ANGIOCAT participants were 174 stroke patients at Requena’s institution beginning in October 2018. Eligibility criteria included a prehospital RACE score over 4, NIH Stroke Scale (NIHSS) score above 10, and admission within 6 hours of symptom onset.
Participants were randomized to direct transfer to angiography suite or standard management. The two groups shared similar baseline characteristics, with a mean age of 73, and with men accounting for over half of participants. Median NIHSS score was roughly 18.
Complications from endovascular treatment reached 8.1% and 2.7% of direct transfer and standard management groups, respectively, with no statistical difference between arms.
The results are impressive but not every stroke patient needs an angiogram, and it might not be cost effective even in the enriched population of people likely to have LVOs in this trial, cautioned Lee Schwamm, MD, of Mass General Hospital and Harvard Medical School.
It remains to be seen if some groups, and not others, saw gains from going straight to the angiography suite, he said, pointing out that two-thirds of patients in ANGIOCAT were transfers from another hospital who could have had LVO already confirmed on imaging, and the rest of the people who showed up at the front door.

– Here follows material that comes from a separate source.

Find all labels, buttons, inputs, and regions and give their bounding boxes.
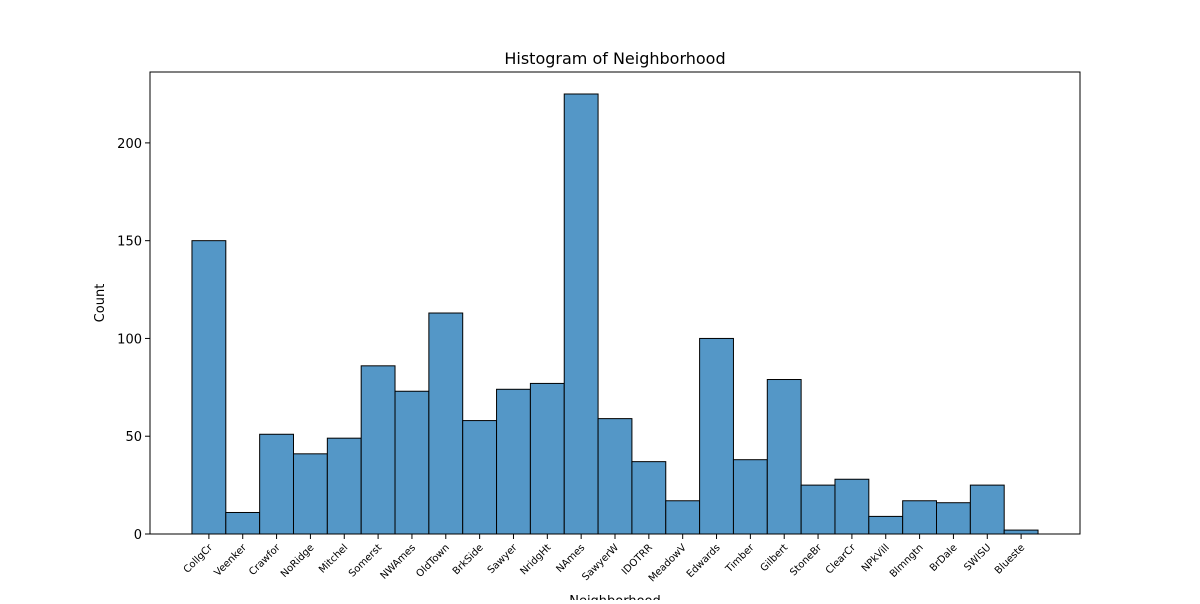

An analysis of whether both groups benefited from skipping the CT scanner would be important, Schwamm said in an interview.
Requena noted that the study’s results may not be applicable to centers with less angiography expertise.
Many stroke transfers in the U.S. also result in patients arriving beyond 6 hours, so an important question is whether those transfers should be taken directly to the angio suite or if imaging should be repeated to assess stroke evolution during transfer, according to Sarraj.
“A potential risk of this approach was that patients with ischemic stroke mimics could have received suboptimal initial management in the angio suite, such as intracerebral hemorrhage reversal agents, treatment of status epilepticus, or even possibly slow administration of alteplase,” Khatri said.
This appeared to not be the case in the small trial, she said, or at least the clinical impact of faster endovascular therapy washed out any of these risks.
“Our study is the first clinical trial that shows the superiority of direct transfer to an angiography suite,” Requena said in a press release. “Our findings were close to what we expected, and we were surprised that they occurred so early in the study. We trust that they will be confirmed in ongoing, multicenter, international trials.”
Further validation of direct transfer to the angiography suite may come from the ongoing WE-TRUST trial being conducted in Europe, North America, and South America.
The study was funded by the Vall d’Hebron Research Institute.
Requena disclosed no relevant relationships with industry. Co-authors disclosed relevant relationships with Anaconda Biomed, Methinks AI, Medtronic, Stryker, Johnson & Johnson, AptaTargets, Sanofi, Philips, Balt, and Perflow.
Sarraj disclosed relevant relationships with, and/or support from, Stryker Neurovascular and Stryker.